There are times when this speed of return can be beneficial. This thought-free reaction to a situation is what allows you to come back with a fast quip, avoid danger by intuiting a dangerous situation before it results, or gives you the emotional energy you need to stand up for yourself when you’re being treated badly.

Yet in most situations a bit of thoughtfulness is truly what is called for. So many relationships erode and continue to erode when one person or both begin to react to one another.
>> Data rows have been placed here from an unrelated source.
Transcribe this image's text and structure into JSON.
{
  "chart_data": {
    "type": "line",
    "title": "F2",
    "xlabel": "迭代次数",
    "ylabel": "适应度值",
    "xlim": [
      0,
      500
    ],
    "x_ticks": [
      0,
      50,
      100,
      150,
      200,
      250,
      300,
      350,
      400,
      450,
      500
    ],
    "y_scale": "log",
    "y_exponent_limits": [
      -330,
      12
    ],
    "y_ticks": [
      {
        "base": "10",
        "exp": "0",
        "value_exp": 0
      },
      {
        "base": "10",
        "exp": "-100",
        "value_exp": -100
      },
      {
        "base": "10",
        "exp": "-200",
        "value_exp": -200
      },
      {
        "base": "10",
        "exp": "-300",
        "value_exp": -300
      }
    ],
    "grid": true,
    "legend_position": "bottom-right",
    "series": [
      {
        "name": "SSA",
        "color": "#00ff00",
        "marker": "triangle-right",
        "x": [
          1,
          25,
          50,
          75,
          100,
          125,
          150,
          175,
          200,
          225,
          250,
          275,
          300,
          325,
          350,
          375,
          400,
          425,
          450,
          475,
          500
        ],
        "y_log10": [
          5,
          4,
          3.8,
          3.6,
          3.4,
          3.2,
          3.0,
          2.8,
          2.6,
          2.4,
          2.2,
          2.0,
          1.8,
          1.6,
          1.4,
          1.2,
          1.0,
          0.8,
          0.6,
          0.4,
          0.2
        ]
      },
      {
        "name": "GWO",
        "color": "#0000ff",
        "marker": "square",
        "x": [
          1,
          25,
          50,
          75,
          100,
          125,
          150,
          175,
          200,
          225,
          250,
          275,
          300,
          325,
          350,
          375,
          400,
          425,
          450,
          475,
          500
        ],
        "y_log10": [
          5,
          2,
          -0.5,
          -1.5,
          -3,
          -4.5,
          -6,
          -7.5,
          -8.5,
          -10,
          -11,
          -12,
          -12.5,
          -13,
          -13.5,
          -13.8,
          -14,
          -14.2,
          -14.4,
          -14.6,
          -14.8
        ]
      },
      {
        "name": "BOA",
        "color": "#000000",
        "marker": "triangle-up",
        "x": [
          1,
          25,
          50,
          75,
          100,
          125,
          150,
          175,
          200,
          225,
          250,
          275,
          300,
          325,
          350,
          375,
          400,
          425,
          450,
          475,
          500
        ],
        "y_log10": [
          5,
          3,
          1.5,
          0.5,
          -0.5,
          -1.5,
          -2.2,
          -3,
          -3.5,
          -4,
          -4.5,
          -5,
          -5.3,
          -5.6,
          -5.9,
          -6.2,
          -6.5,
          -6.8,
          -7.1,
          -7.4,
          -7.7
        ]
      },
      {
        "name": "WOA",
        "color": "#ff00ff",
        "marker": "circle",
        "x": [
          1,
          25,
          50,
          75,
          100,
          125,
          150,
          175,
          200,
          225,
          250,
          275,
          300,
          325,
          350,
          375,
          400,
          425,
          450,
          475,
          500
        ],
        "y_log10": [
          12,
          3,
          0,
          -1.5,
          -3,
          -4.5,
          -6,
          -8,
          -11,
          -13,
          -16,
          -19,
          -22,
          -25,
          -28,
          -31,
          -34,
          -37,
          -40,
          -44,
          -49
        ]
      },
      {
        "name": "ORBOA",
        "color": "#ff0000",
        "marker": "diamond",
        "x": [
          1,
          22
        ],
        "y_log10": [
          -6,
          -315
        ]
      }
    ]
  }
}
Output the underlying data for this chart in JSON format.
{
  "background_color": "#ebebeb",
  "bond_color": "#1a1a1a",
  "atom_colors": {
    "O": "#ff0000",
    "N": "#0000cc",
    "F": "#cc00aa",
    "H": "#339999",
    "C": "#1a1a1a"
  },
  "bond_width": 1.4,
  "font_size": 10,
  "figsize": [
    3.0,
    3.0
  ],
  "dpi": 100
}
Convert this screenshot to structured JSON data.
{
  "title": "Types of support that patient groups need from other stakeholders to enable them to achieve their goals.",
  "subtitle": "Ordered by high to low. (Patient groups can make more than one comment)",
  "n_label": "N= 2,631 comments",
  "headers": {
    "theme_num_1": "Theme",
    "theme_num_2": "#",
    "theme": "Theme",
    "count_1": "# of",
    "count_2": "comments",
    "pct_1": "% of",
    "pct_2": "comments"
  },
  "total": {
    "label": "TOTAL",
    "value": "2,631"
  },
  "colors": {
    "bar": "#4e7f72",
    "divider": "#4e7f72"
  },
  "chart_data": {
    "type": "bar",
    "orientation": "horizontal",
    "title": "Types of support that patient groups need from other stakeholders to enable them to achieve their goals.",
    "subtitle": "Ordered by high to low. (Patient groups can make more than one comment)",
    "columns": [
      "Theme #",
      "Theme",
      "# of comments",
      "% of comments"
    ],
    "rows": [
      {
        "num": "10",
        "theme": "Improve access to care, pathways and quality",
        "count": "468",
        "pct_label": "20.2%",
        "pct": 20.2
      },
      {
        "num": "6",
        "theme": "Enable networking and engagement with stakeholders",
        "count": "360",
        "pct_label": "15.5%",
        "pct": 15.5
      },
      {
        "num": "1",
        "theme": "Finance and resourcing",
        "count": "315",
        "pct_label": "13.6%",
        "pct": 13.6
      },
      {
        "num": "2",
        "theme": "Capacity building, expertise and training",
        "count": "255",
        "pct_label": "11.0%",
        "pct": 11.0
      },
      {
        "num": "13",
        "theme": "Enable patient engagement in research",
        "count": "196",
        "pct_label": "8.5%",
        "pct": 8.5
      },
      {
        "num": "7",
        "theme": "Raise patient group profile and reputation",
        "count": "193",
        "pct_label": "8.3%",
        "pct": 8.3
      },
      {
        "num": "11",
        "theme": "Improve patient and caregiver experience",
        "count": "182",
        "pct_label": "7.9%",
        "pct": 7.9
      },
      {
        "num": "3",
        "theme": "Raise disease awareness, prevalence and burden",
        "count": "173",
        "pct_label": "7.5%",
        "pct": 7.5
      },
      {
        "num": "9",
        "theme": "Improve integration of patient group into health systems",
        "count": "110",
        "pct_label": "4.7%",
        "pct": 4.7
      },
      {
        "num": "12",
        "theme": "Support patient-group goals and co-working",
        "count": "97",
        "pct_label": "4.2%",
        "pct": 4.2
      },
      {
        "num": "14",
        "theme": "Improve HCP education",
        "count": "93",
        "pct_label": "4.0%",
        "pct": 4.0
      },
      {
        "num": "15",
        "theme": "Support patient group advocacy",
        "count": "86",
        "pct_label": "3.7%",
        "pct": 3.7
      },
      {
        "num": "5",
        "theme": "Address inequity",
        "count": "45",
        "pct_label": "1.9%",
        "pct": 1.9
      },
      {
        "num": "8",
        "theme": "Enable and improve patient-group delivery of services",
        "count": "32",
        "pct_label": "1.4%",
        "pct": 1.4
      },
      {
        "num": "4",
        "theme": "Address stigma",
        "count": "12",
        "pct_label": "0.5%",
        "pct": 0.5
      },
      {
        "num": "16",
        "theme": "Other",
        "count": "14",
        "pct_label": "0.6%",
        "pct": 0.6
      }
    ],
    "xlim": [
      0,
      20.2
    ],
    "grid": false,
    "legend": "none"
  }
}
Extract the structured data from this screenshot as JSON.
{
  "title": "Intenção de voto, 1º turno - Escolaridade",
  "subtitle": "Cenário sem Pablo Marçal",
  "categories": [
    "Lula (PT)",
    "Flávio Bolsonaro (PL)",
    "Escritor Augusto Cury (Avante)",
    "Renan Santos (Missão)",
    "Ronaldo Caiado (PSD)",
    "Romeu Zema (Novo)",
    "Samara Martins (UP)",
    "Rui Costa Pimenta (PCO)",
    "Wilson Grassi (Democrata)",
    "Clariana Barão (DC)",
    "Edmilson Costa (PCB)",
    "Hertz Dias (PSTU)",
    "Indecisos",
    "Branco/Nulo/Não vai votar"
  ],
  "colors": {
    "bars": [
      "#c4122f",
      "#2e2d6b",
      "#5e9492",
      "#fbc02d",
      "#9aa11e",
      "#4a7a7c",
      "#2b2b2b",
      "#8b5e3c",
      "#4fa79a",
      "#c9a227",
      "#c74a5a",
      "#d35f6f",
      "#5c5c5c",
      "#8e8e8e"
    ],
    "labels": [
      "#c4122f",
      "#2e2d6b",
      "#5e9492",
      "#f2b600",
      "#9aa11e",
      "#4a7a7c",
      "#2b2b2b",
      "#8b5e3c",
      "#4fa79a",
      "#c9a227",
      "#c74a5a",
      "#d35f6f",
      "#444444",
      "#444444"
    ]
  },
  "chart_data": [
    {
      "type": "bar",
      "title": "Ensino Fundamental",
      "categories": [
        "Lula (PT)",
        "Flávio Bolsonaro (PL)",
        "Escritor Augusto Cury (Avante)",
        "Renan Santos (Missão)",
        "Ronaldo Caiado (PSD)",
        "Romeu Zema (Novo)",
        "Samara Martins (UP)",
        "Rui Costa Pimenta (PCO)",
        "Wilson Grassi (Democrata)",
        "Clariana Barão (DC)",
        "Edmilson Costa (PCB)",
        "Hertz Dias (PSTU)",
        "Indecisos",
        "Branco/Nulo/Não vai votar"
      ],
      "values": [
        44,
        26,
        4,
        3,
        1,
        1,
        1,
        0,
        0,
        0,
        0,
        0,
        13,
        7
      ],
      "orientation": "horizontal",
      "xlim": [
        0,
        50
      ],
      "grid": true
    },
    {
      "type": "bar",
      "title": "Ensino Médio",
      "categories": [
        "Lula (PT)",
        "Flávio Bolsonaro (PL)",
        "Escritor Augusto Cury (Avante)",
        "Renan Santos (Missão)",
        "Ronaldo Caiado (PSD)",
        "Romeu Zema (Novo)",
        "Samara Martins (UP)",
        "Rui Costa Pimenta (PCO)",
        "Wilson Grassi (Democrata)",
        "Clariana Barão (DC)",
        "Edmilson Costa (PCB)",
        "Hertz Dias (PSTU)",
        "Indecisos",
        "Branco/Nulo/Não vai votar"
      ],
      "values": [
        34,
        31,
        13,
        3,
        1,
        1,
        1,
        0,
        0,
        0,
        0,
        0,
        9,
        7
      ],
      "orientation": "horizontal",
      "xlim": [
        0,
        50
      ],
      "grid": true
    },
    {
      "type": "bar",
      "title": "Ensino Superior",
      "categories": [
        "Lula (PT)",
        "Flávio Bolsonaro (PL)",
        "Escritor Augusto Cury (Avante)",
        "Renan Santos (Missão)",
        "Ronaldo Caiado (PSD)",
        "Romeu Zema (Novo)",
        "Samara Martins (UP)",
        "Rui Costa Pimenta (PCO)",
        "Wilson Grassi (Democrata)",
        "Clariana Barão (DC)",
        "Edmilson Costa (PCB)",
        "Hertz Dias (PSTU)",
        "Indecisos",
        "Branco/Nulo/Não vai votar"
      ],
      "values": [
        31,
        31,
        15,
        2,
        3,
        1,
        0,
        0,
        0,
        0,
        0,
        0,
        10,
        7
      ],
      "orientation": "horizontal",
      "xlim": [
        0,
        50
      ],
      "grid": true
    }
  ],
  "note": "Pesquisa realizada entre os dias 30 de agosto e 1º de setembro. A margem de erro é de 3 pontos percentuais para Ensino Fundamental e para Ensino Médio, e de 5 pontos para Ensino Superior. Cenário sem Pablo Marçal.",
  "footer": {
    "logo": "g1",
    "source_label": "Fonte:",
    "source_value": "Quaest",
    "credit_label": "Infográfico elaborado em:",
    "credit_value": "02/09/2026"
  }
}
Mutual reaction tends to lead to escalation; usually away from productive resolution.

Situations where I react:

1. I have unresolved challenges with a particular person, so I am ‘on guard’ when they’re speaking.
2. A sensitive area is being touched upon, typically one where I feel that I have not looked after myself well in the past.
3. I am already in an emotionally triggered space and I carry that into my interactions with someone else.
4. I feel insecure about my place. Sometimes I feel that I am ‘superior’ to someone or ‘inferior’ to them, and I feel that my spot in the hierarchy is being challenged.
5. I feel unvalued, unappreciated, unheard, small.

To move out of reacting one needs to:

1. Stop and take a breath — You don’t need to be rushed.
2. Don’t say the first thing that comes to mind, or the second. The third, after that breath, may be more constructive.
3. Learn to really listen. Listening does not mean absorbing. You can listen, thoughtfully, and make the objective to truly understand what the other person is saying — not try to implement it or resist it.
4. Ask what you need. The more you understand yourself and own your reactions, the more opportunity you have to truly address the core of the issue.
5. Stop worrying about winning, or being on top, centre yourself on your own integrity (the alignment of your thoughts, words, and deeds).

Responsiveness is like beautiful dancing. It is blending and collaborating with the world instead of colliding and working against it.